Friday, April 1, 2011

An Adoption Tale

Next week my adopted son will officially by my son. After nine months of caring for him, learning to love him, opening my house to four different case-workers, filling out miles of paperwork and sleepless nights with an infant, he will be my son for always.

I will be honest: this adoption experience was nothing what I expected. I really believed that I was the type of person that would love any child in my care. I'm not. I struggled endlessly the first six months that he was home with us. I truly believed that no matter what issues the birth mother brought to this relationship, I could prayerfully muscle through. I couldn't. I also was surprised to discover how much I missed having a baby in the house, and how quickly those little fits of laughter chase away all the sleepiness. Much of the issues I dealt with stemmed from the fact that within a week of being chosen by a birth mother, we brought him home. His birth mother struggles with bi-polar disorder, a mental condition that has awakened me to a whole new level of frustration that constantly battle away at my patience and persistence.

For six months, I didn't feel connected to this baby who would soon become my son. I stuffed those feelings deep down so no one would know; I was embarrassed to admit that I was struggling to love a baby - who does that? Babies are adorable, cuddly, soft little lives that depend completely on their parents. Who wouldn't love a baby? I loved him for the fact that he was with our family. I trusted other moms who told me that the bonding takes time. But what they didn't tell me was that it is perfectly normal to not feel that love right away.

My case worker suggested the book Post Adoption Blues by Karen J Foli, Ph.D. and John R. Thompson, M.D. If you are considering adoption, waiting for that child to come home, or like me, struggling with bonding I highly recommend this book. It saved me from a case of depression that I felt surfacing. I also admitted to a dear friend, a mother of three adopted children, what I was feeling.

Long story short, I prayed. I prayed until I was certain God was tired of me yapping on about the same thing. And one morning I woke up to the sounds of my son cooing in the crib and I just cried tears of joy. Something in my heart had changed overnight and I loved that baby without reserve.

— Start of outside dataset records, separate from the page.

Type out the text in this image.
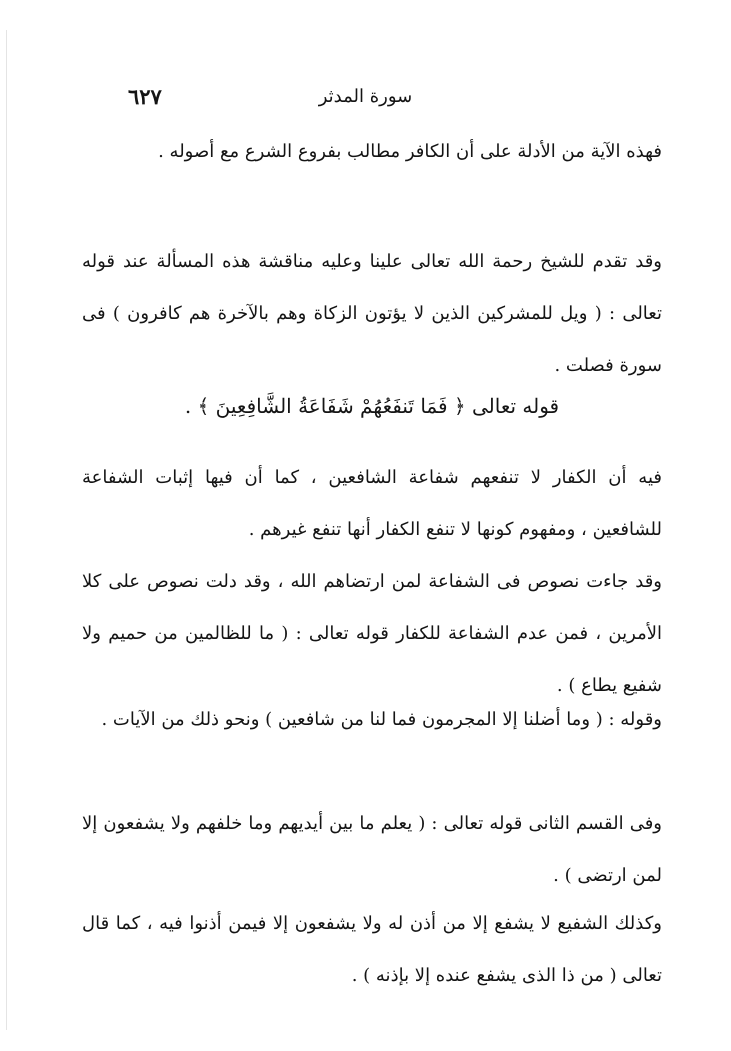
٦٢٧	سورة المدثر

فهذه الآية من الأدلة على أن الكافر مطالب بفروع الشرع مع أصوله .

وقد تقدم للشيخ رحمة الله تعالى علينا وعليه مناقشة هذه المسألة عند قوله تعالى : ( ويل للمشركين الذين لا يؤتون الزكاة وهم بالآخرة هم كافرون ) فى سورة فصلت .

قوله تعالى ﴿ فَمَا تَنفَعُهُمْ شَفَاعَةُ الشَّافِعِينَ ﴾ .

فيه أن الكفار لا تنفعهم شفاعة الشافعين ، كما أن فيها إثبات الشفاعة للشافعين ، ومفهوم كونها لا تنفع الكفار أنها تنفع غيرهم .

وقد جاءت نصوص فى الشفاعة لمن ارتضاهم الله ، وقد دلت نصوص على كلا الأمرين ، فمن عدم الشفاعة للكفار قوله تعالى : ( ما للظالمين من حميم ولا شفيع يطاع ) .

وقوله : ( وما أضلنا إلا المجرمون فما لنا من شافعين ) ونحو ذلك من الآيات .

وفى القسم الثانى قوله تعالى : ( يعلم ما بين أيديهم وما خلفهم ولا يشفعون إلا لمن ارتضى ) .

وكذلك الشفيع لا يشفع إلا من أذن له ولا يشفعون إلا فيمن أذنوا فيه ، كما قال تعالى ( من ذا الذى يشفع عنده إلا بإذنه ) .
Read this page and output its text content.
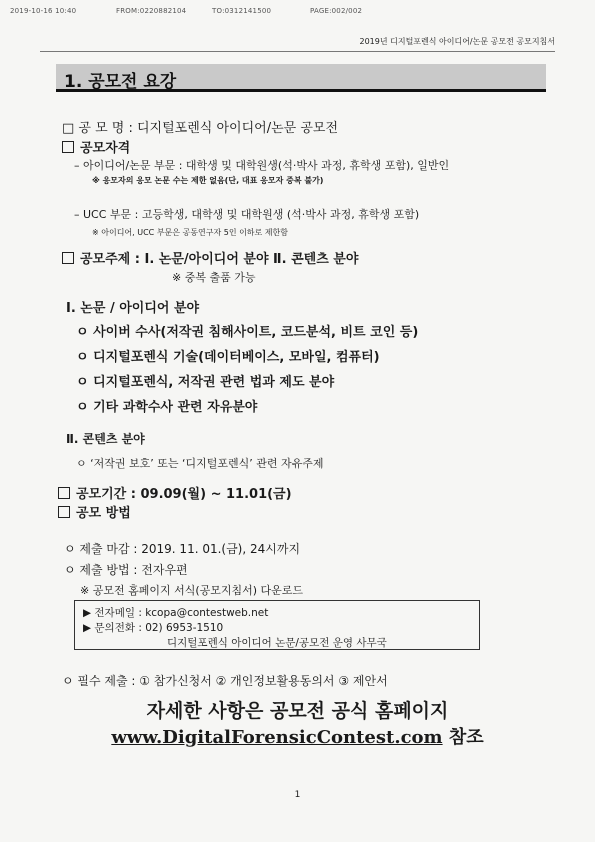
2019-10-16 10:40	FROM:0220882104	TO:0312141500	PAGE:002/002
2019년 디지털포렌식 아이디어/논문 공모전 공모지침서
1. 공모전 요강
□ 공 모 명 : 디지털포렌식 아이디어/논문 공모전
공모자격
– 아이디어/논문 부문 : 대학생 및 대학원생(석·박사 과정, 휴학생 포함), 일반인
※ 응모자의 응모 논문 수는 제한 없음(단, 대표 응모자 중복 불가)
– UCC 부문 : 고등학생, 대학생 및 대학원생 (석·박사 과정, 휴학생 포함)
※ 아이디어, UCC 부문은 공동연구자 5인 이하로 제한함
공모주제 : Ⅰ. 논문/아이디어 분야 Ⅱ. 콘텐츠 분야
※ 중복 출품 가능
Ⅰ. 논문 / 아이디어 분야
ㅇ 사이버 수사(저작권 침해사이트, 코드분석, 비트 코인 등)
ㅇ 디지털포렌식 기술(데이터베이스, 모바일, 컴퓨터)
ㅇ 디지털포렌식, 저작권 관련 법과 제도 분야
ㅇ 기타 과학수사 관련 자유분야
Ⅱ. 콘텐츠 분야
ㅇ ‘저작권 보호’ 또는 ‘디지털포렌식’ 관련 자유주제
공모기간 : 09.09(월) ~ 11.01(금)
공모 방법
ㅇ 제출 마감 : 2019. 11. 01.(금), 24시까지
ㅇ 제출 방법 : 전자우편
※ 공모전 홈페이지 서식(공모지침서) 다운로드
▶ 전자메일 : kcopa@contestweb.net
▶ 문의전화 : 02) 6953-1510
디지털포렌식 아이디어 논문/공모전 운영 사무국
ㅇ 필수 제출 : ① 참가신청서 ② 개인정보활용동의서 ③ 제안서
자세한 사항은 공모전 공식 홈페이지
www.DigitalForensicContest.com 참조
1
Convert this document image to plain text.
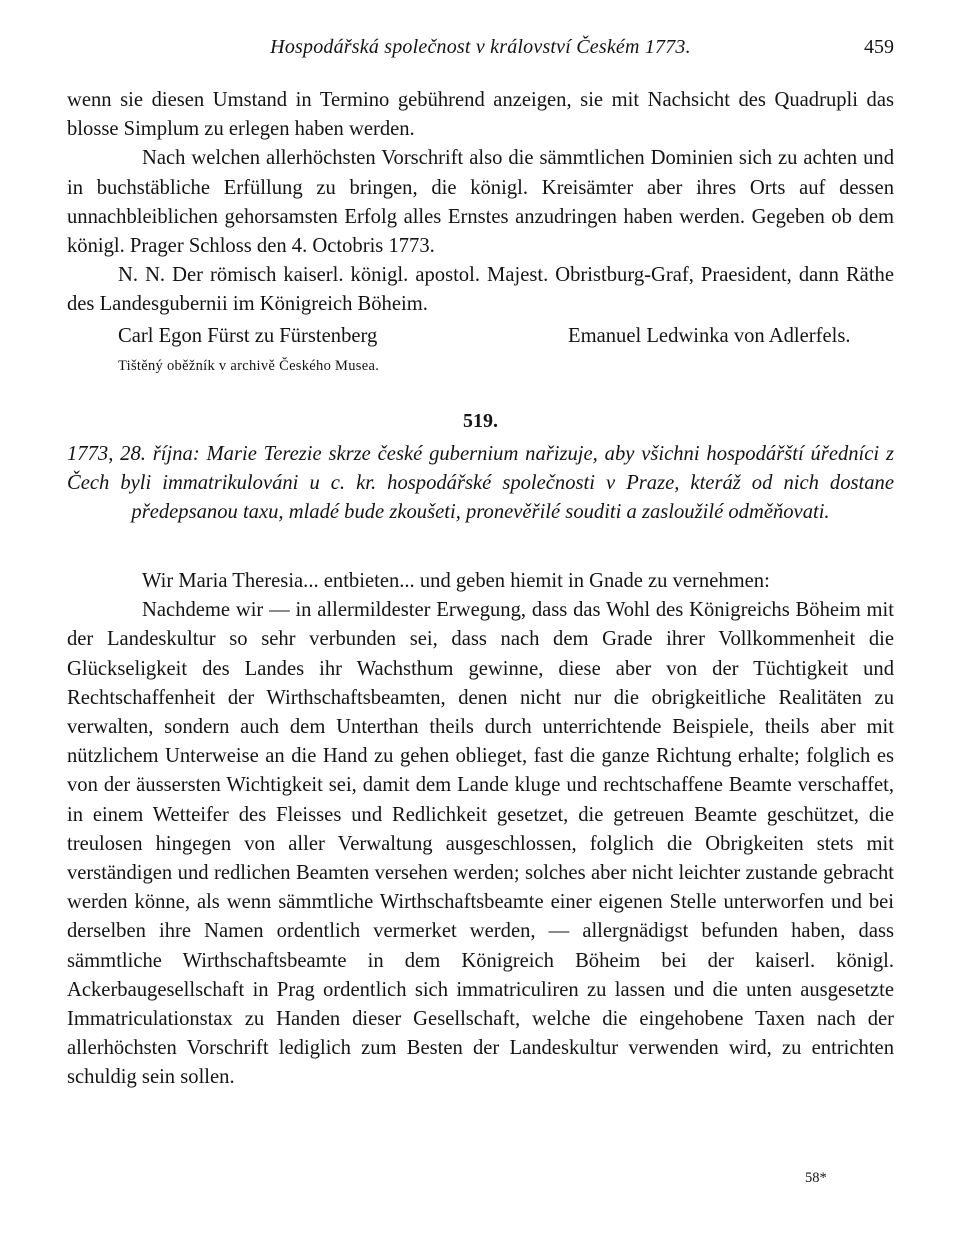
Hospodářská společnost v království Českém 1773.	459

wenn sie diesen Umstand in Termino gebührend anzeigen, sie mit Nachsicht des Quadrupli das blosse Simplum zu erlegen haben werden.

Nach welchen allerhöchsten Vorschrift also die sämmtlichen Dominien sich zu achten und in buchstäbliche Erfüllung zu bringen, die königl. Kreisämter aber ihres Orts auf dessen unnachbleiblichen gehorsamsten Erfolg alles Ernstes anzudringen haben werden. Gegeben ob dem königl. Prager Schloss den 4. Octobris 1773.

N. N. Der römisch kaiserl. königl. apostol. Majest. Obristburg-Graf, Praesident, dann Räthe des Landesgubernii im Königreich Böheim.

Carl Egon Fürst zu Fürstenberg	Emanuel Ledwinka von Adlerfels.
Tištěný oběžník v archivě Českého Musea.
519.
1773, 28. října: Marie Terezie skrze české gubernium nařizuje, aby všichni hospodářští úředníci z Čech byli immatrikulováni u c. kr. hospodářské společnosti v Praze, kteráž od nich dostane předepsanou taxu, mladé bude zkoušeti, pronevěřilé souditi a zasloužilé odměňovati.

Wir Maria Theresia... entbieten... und geben hiemit in Gnade zu vernehmen:

Nachdeme wir — in allermildester Erwegung, dass das Wohl des Königreichs Böheim mit der Landeskultur so sehr verbunden sei, dass nach dem Grade ihrer Vollkommenheit die Glückseligkeit des Landes ihr Wachsthum gewinne, diese aber von der Tüchtigkeit und Rechtschaffenheit der Wirthschaftsbeamten, denen nicht nur die obrigkeitliche Realitäten zu verwalten, sondern auch dem Unterthan theils durch unterrichtende Beispiele, theils aber mit nützlichem Unterweise an die Hand zu gehen oblieget, fast die ganze Richtung erhalte; folglich es von der äussersten Wichtigkeit sei, damit dem Lande kluge und rechtschaffene Beamte verschaffet, in einem Wetteifer des Fleisses und Redlichkeit gesetzet, die getreuen Beamte geschützet, die treulosen hingegen von aller Verwaltung ausgeschlossen, folglich die Obrigkeiten stets mit verständigen und redlichen Beamten versehen werden; solches aber nicht leichter zustande gebracht werden könne, als wenn sämmtliche Wirthschaftsbeamte einer eigenen Stelle unterworfen und bei derselben ihre Namen ordentlich vermerket werden, — allergnädigst befunden haben, dass sämmtliche Wirthschaftsbeamte in dem Königreich Böheim bei der kaiserl. königl. Ackerbaugesellschaft in Prag ordentlich sich immatriculiren zu lassen und die unten ausgesetzte Immatriculationstax zu Handen dieser Gesellschaft, welche die eingehobene Taxen nach der allerhöchsten Vorschrift lediglich zum Besten der Landeskultur verwenden wird, zu entrichten schuldig sein sollen.

58*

I knew that God had taken away my fears and replaced that gap in my heart with more love than I could manage - and then He gave me more. That probably sounds like a very neatly wrapped package and a happy ending, but it was anything but neat and I'm not even close to the end of this story. Every day brings a new challenge and a new discovery. What isn't new is my God. He remains true and strong and He is cradling me in His arms while I cradle my son in mine.